IKvu: Korrektur der "Leitlinien" der Deutschen Bischofskonferenz
Korrektur der
„Leitlinien“ der Deutschen Bischofskonferenz
Die Deutsche Bischofskonferenz (DBK) reagierte 2002 nur widerwillig und erst auf öffentlichen Druck auf das Bekanntwerden immer neuer Fälle sexueller Gewalt mit einer weichen Rahmenempfehlung: „Zum Vorgehen bei sexuellem Missbrauch Minderjähriger durch Geistliche im Bereich der Deutschen Bischofskonferenz“.

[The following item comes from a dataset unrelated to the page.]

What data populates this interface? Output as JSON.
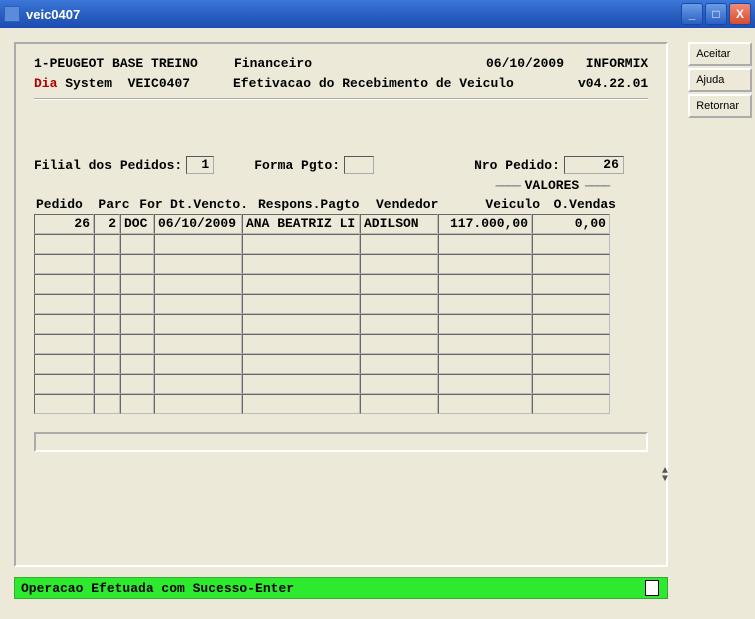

Diese „Leitlinien“ werden der Komplexität des
Problems nicht gerecht, denn sie verfehlen eindeutig die Perspektive der –
bisherigen und potentiellen – Opfer, ihre Korrektur ist überfällig.
Notwendig ist
- Eine verbindliche Regelung für den Bereich der Deutschen Bischofskonferenz.
- Die Einrichtung eines bundesweiten Gremiums zur Erarbeitung und Umsetzung neuer Richtlinien, besetzt mit VertreterInnen der MinistrantInnenarbeit, der Jugendverbände, der Diözesanräte, der Kirchenleitungen und mit unabhängigen Sachverständigen.
- Die Abkehr von der täterorientierten Ausrichtung der „Leitlinien“ und Hinwendung zu einer inhaltlich präzisen und verbindlichen opferorientierten Perspektive der kirchlichen Regelungen.
- Die Einführung „unabhängiger Ombudsstellen“ als Anwälte der Opfer anstelle der "diözesanen Beauftragten", um Einflussnahme und Parteilichkeit auszuschließen, und zwar in Kooperation mit kirchlich unabhängigen Beratungseinrichtungen.
- Der qualifizierte Ausbau und die umfangreiche Förderung einer Präventionsarbeit auf allen kirchlichen Ebenen, insbesondere in der Priesterausbildung, der Gemeindearbeit und MinistrantInnenarbeit sowie die Aus- und Weiterbildung kirchlicher MitarbeiterInnen.
- Dies schließt die Förderung von qualifizierter insbesondere jugendverbandlicher Arbeit zum Thema sexuelle Gewalt mit ein: Mädchen und Jungen stark zu machen, "Nein!" zu sagen.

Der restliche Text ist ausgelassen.